Из России вывозились железные и деревянные изделия, кожи, льняные ткани, западные сукна и, конечно, меха. С Востока и из Закавказья шли шёлковые и хлопковые ткани («киндяк»), шёлк-сырец, составлявший монополию царской казны, сафьян, замша, нефть, марена1, рис, пряности, драгоценные камни, «белый ладон»; московские дворяне ценили исфаханские сабли.
На рынок со своими продуктами выходили и землевладельцы, и крестьяне, поэтому в XVII веке наряду с барщиной и натуральным оброком в каждом пятом владении встречался денежный оброк. Например, в хозяйстве царского дяди боярина Ивана Никитича Романова в Коломенском уезде крестьяне пахали на барина по полдесятины за каждый двор, с каждых десяти дворов отдавали свиную тушу, трёх баранов, гуся, две утки, четыре курицы, круг сыра и платили по рублю.
Консервативный Михаил Фёдорович делал первые шаги на пути модернизации. Опыт Смуты показал, что дворянское ополчение и стрельцы по своим боевым качествам уступали войскам соседних государств. К тому же к реформам в армии подталкивала начавшаяся в Западной Европе «военная революция»: в практику военных действий вошли массовое применение артиллерии и ручного огнестрельного оружия — мушкетов и пистолетов, вместо средневековых рыцарских вассальных отрядов и ополчений появились постоянные регулярные армии. Необходимость снабжать их едой, фуражом, ночлегом, одеждой, оружием, амуницией, транспортом потребовала столь же радикальных изменений в финансировании, комплектовании, подготовке и обучении войск. Произошёл переворот в тактике и стратегии европейских армий: исход битвы решался теперь не короткой схваткой тяжеловооружённых рыцарей, а умелым маневрированием и массированным применением огнестрельного оружия. Для наибольшей его эффективности войска начали строиться линиями, стрелять залпами; кавалерия с холодным оружием и пистолетами атаковала галопом. Ответом на мощь ружей и пушек стало искусство фортификации, потребовавшее от строителей оборонительных сооружений инженерного образования и мастерства.
Поэтому при Михаиле с 1630 года началось формирование полков «иноземного строя». За границу был отправлен полковник русской службы шотландец Александр Лесли — нанимать пять тысяч «охочих людей пеших». Но наёмники обходились дорого и при невыплате жалованья могли перейти к противнику. В дальнейшем на службу в Россию приглашали только офицеров с патентами и рекомендациями.
«Свадебное дело»
В глазах западных политиков Московское царство оставалось полуварварской окраиной цивилизованного мира. Нового московского царя европейские короли признали, но равным себе не считали, и претензии московитов в брачной дипломатии считались неуместными.

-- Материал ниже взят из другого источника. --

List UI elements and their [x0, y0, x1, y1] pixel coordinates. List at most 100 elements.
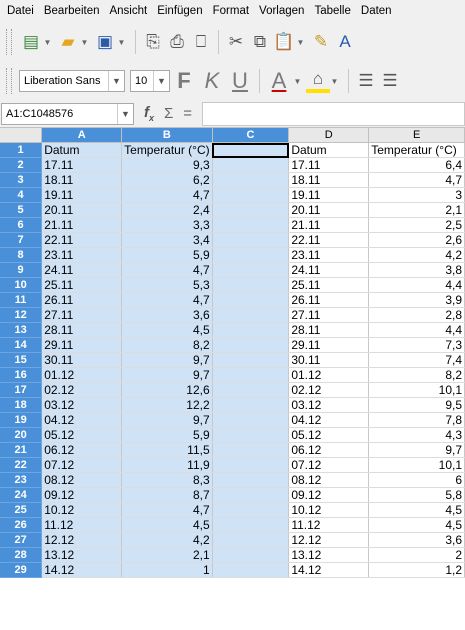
row-header[interactable]: 5	[0, 202, 43, 219]
row-header[interactable]: 26	[0, 517, 43, 534]
cell-c[interactable]	[212, 562, 290, 579]
cell-a[interactable]: 12.12	[41, 532, 123, 549]
cell-c[interactable]	[212, 232, 290, 249]
font-color-dropdown-icon[interactable]: ▼	[293, 77, 302, 86]
cell-c[interactable]	[212, 457, 290, 474]
new-dropdown-icon[interactable]: ▼	[43, 38, 52, 47]
cell-e[interactable]: 10,1	[368, 457, 465, 474]
cell-d[interactable]: 06.12	[288, 442, 370, 459]
cell-a[interactable]: 27.11	[41, 307, 123, 324]
row-header[interactable]: 20	[0, 427, 43, 444]
cell-b[interactable]: 12,6	[121, 382, 213, 399]
cell-a[interactable]: 22.11	[41, 232, 123, 249]
row-header[interactable]: 22	[0, 457, 43, 474]
cell-b[interactable]: 8,3	[121, 472, 213, 489]
cell-b[interactable]: 3,4	[121, 232, 213, 249]
cell-e[interactable]: 2,1	[368, 202, 465, 219]
cell-b[interactable]: 11,5	[121, 442, 213, 459]
cell-b[interactable]: 9,7	[121, 352, 213, 369]
cell-d[interactable]: 01.12	[288, 367, 370, 384]
cell-b[interactable]: 8,2	[121, 337, 213, 354]
cell-b[interactable]: 2,1	[121, 547, 213, 564]
cell-d[interactable]: 03.12	[288, 397, 370, 414]
cell-c[interactable]	[212, 337, 290, 354]
chevron-down-icon[interactable]: ▼	[108, 71, 124, 91]
cell-d[interactable]: 12.12	[288, 532, 370, 549]
cell-a[interactable]: 29.11	[41, 337, 123, 354]
row-header[interactable]: 15	[0, 352, 43, 369]
cell-a[interactable]: 11.12	[41, 517, 123, 534]
row-header[interactable]: 19	[0, 412, 43, 429]
cell-a[interactable]: 05.12	[41, 427, 123, 444]
cell-b[interactable]: 4,7	[121, 262, 213, 279]
cell-e[interactable]: 3,8	[368, 262, 465, 279]
chevron-down-icon[interactable]: ▼	[153, 71, 169, 91]
cell-e[interactable]: 2,5	[368, 217, 465, 234]
cell-b[interactable]: 4,7	[121, 292, 213, 309]
highlight-dropdown-icon[interactable]: ▼	[330, 77, 339, 86]
cell-d[interactable]: 23.11	[288, 247, 370, 264]
cell-c[interactable]	[212, 262, 290, 279]
cell-d[interactable]: 30.11	[288, 352, 370, 369]
cell-b[interactable]: 4,2	[121, 532, 213, 549]
select-all-corner[interactable]	[0, 128, 43, 144]
menu-item-vorlagen[interactable]: Vorlagen	[253, 5, 308, 17]
cell-e[interactable]: 7,8	[368, 412, 465, 429]
cell-c[interactable]	[212, 502, 290, 519]
column-header-a[interactable]: A	[41, 128, 123, 144]
cell-c[interactable]	[212, 247, 290, 264]
font-size-box[interactable]: 10 ▼	[130, 70, 170, 92]
chevron-down-icon[interactable]: ▼	[117, 103, 133, 124]
toolbar-grip-icon[interactable]	[6, 68, 12, 94]
cell-d[interactable]: 19.11	[288, 187, 370, 204]
cell-a[interactable]: 26.11	[41, 292, 123, 309]
cell-a[interactable]: 04.12	[41, 412, 123, 429]
row-header[interactable]: 29	[0, 562, 43, 579]
cell-b[interactable]: 8,7	[121, 487, 213, 504]
cell-a[interactable]: 08.12	[41, 472, 123, 489]
cell-d[interactable]: 07.12	[288, 457, 370, 474]
cell-d[interactable]: 29.11	[288, 337, 370, 354]
align-center-icon[interactable]: ☰	[378, 68, 402, 94]
cell-d[interactable]: 26.11	[288, 292, 370, 309]
cell-b[interactable]: 3,3	[121, 217, 213, 234]
clear-formatting-icon[interactable]: A	[333, 29, 357, 55]
cell-d[interactable]: 25.11	[288, 277, 370, 294]
export-pdf-icon[interactable]: ⎘	[141, 29, 165, 55]
cell-d[interactable]: 22.11	[288, 232, 370, 249]
cell-e[interactable]: 3	[368, 187, 465, 204]
cell-b[interactable]: 4,7	[121, 187, 213, 204]
row-header[interactable]: 23	[0, 472, 43, 489]
cell-e[interactable]: 3,9	[368, 292, 465, 309]
cell-a[interactable]: 28.11	[41, 322, 123, 339]
cell-e[interactable]: 6,4	[368, 157, 465, 174]
cell-b[interactable]: 4,7	[121, 502, 213, 519]
cell-a[interactable]: 20.11	[41, 202, 123, 219]
cell-e[interactable]: 4,4	[368, 277, 465, 294]
print-preview-icon[interactable]: ⎕	[189, 29, 213, 55]
open-dropdown-icon[interactable]: ▼	[80, 38, 89, 47]
cell-d[interactable]: 14.12	[288, 562, 370, 579]
print-icon[interactable]: ⎙	[165, 29, 189, 55]
cell-e[interactable]: 5,8	[368, 487, 465, 504]
cell-d[interactable]: 04.12	[288, 412, 370, 429]
cell-b[interactable]: 11,9	[121, 457, 213, 474]
formula-input[interactable]	[202, 101, 465, 126]
cell-c[interactable]	[212, 427, 290, 444]
cell-c[interactable]	[212, 442, 290, 459]
cell-c[interactable]	[212, 547, 290, 564]
cell-b[interactable]: 9,3	[121, 157, 213, 174]
cell-d[interactable]: 28.11	[288, 322, 370, 339]
menu-item-bearbeiten[interactable]: Bearbeiten	[38, 5, 104, 17]
cell-d[interactable]: 11.12	[288, 517, 370, 534]
cell-c[interactable]	[212, 367, 290, 384]
cell-e[interactable]: 4,2	[368, 247, 465, 264]
menu-item-format[interactable]: Format	[207, 5, 253, 17]
cell-a[interactable]: 07.12	[41, 457, 123, 474]
cell-e[interactable]: 9,5	[368, 397, 465, 414]
cell-e[interactable]: 7,4	[368, 352, 465, 369]
cell-a[interactable]: 24.11	[41, 262, 123, 279]
cell-e[interactable]: 7,3	[368, 337, 465, 354]
toolbar-grip-icon[interactable]	[6, 29, 12, 55]
cell-b[interactable]: Temperatur (°C)	[121, 142, 213, 159]
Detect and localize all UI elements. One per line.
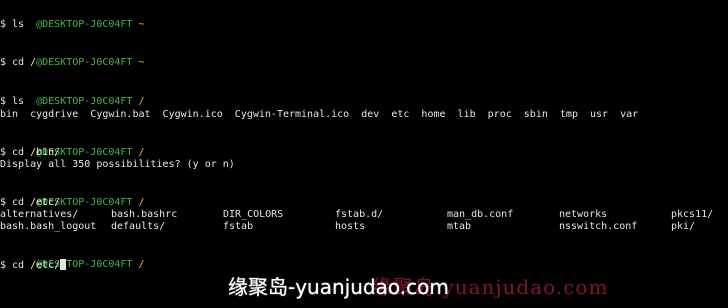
watermark: 缘聚岛-yuanjudao.com: [228, 275, 449, 299]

В этом смысле для Михаила как государя и отца стала трагичной попытка выдать старшую дочь Ирину замуж за датского королевича. Московские послы в 1642 году попросили короля Христиана IV отпустить в Москву его сына, графа Шлезвиг-Голштинского Вальдемара. Тот уже побывал в Москве с посольством и оставил наилучшее впечатление: «волосом рус, ростом не мал, собою тонок, глаза серые, хорош, пригож лицом, здоров и разумен, умеет по-латыни, по-французски, по-итальянски, знает немецкий верхний язык, искусен в воинском деле» — одним словом, принц!
Но когда московские дипломаты заявили королю о необходимости перехода жениха в православие, то получили недвусмысленный отказ. Михаил Фёдорович, однако, от своего матримониального плана не отказался и прислал в Копенгаген ловкого и обходительного немца-купца Петра Марселиса. Посланец пообещал, что принуждения в вере принцу не будет; царскому зятю будут предоставлены обширные владения — суздальские и ярославские земли, почётное место при дворе и приданое на 300 тысяч рублей. Царский представитель подписал соответствующие обязательства, и в январе 1644 года Валь-демар прибыл в Москву, где был встречен с почётом: по свидетельству одного из его спутников, сам государь явился к будущему зятю с визитом, «обнимал его, очень ласкал, часто повторял, что лишился одного сына и на место его возьмёт в сыновья его графскую милость».
Уже через несколько дней патриарх Иосиф почтительно попросил гостя «верою соединиться». Королевич возмутился, стал ссылаться на договор и проситься домой, но получил ответ, что его не принуждают, а лишь уговаривают стать православным — в договоре же не написано, «чтоб нам вас к соеди-ненью в вере не призывать». Сам Михаил Фёдорович объяснял Вальдемару: «Не соединяясь со мною верою, в присвоеньи быть и законным браком с моей дочерью сочетаться тебе нельзя, потому что у нас муж с женою в разной вере быть не может... Отпустить же тебя назад непригоже и нечестно; во всех окрестных государствах будет стыдно, что ты от нас уехал, не соверша доброго дела».